Have Issues With Attracting The Right Kind Of Mate? How Relationship Counseling Helps
If you constantly find yourself attracting the wrong kind of person, there may be reasons why. When you are tired of attracting the wrong kind of person, it is a good idea to seek some counseling. Relationship counseling can be especially beneficial, since it helps determine why you keep attracting and getting involved with unstable people. Here is how this type of counseling can help.
Get to the Core of the Matter
This is some deep, introspective, investigative work. Your therapist will want you to examine your life for patterns. Are you a natural caregiver who may have a tendency to nurture too much or enable too much? These are exactly the characteristics that unstable people hone in on, and that is why they make a B-line right for you.
You may also suffer from self-esteem issues, or you were the victim of childhood trauma or abuse. Violent and aggressive people look for this in others because it means that the low self-esteem or abuse makes you easy to control and/or manipulate. Whatever it is, there is something about you that does draw these kinds of people to you. Knowing what that is is just the start.
Deal With Your Own Issues, and Avoid Relationships Until You Know What to Do
Once you have narrowed it down as to why you are a target for freaks, monsters, and weirdos, you can begin to fix that. Your therapist will help you uncover different techniques that help you address your core issues. You may still encounter someone who thinks you are an "easy mark," but therapy will help you move past these people and utterly avoid them. In the meantime, your therapist may advise you to avoid jumping into a new relationship until you have completely addressed these issues, learned to recognize when someone is definitely going to mistreat you, and how to avoid and deter these people completely.

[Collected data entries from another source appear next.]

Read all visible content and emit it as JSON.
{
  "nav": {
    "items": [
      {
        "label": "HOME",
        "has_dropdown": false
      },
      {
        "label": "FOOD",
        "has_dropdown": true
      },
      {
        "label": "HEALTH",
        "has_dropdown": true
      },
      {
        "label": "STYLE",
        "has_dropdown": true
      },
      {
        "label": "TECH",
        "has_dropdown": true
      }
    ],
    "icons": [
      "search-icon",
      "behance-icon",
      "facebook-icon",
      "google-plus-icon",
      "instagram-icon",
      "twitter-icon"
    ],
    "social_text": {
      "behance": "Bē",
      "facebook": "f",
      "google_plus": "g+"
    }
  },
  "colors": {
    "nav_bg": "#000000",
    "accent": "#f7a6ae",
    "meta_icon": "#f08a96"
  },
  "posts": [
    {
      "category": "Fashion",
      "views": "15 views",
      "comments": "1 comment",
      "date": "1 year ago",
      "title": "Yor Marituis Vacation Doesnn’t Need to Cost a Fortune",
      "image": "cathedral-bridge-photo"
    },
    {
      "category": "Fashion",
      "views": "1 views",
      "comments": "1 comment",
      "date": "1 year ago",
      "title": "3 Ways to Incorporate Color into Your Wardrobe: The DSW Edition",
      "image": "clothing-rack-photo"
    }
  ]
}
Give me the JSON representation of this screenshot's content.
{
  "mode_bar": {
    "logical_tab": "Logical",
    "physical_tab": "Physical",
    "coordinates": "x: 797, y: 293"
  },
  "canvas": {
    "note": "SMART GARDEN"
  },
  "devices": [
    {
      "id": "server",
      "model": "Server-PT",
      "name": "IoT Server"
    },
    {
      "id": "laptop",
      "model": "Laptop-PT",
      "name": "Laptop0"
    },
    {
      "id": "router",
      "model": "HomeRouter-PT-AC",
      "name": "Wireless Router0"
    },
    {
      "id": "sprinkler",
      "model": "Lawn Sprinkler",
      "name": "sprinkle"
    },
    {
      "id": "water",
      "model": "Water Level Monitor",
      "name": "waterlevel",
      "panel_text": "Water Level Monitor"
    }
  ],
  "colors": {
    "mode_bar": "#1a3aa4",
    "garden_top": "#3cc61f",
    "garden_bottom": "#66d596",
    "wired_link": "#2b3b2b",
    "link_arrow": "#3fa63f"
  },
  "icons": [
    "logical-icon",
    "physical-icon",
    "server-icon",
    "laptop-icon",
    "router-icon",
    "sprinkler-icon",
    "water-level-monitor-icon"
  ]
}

When You Are in a Relationship, You Should Recognize Healthy From Unhealthy Behavior Patterns
Couples fight; that is for sure. However, fighting over which movie to see on date night versus fighting about money he/she took from your wallet to buy alcohol and/or drugs are two totally different kinds of behavior. You need to recognize which patterns of behavior are healthy and normal for couples and which are not. Then you need to know how to handle your situation if you are in an unhealthy relationship and decide whether or not you will extricate yourself from that relationship. No one should ever be your "savior" when you are in a bad relationship--you need to do that on your own.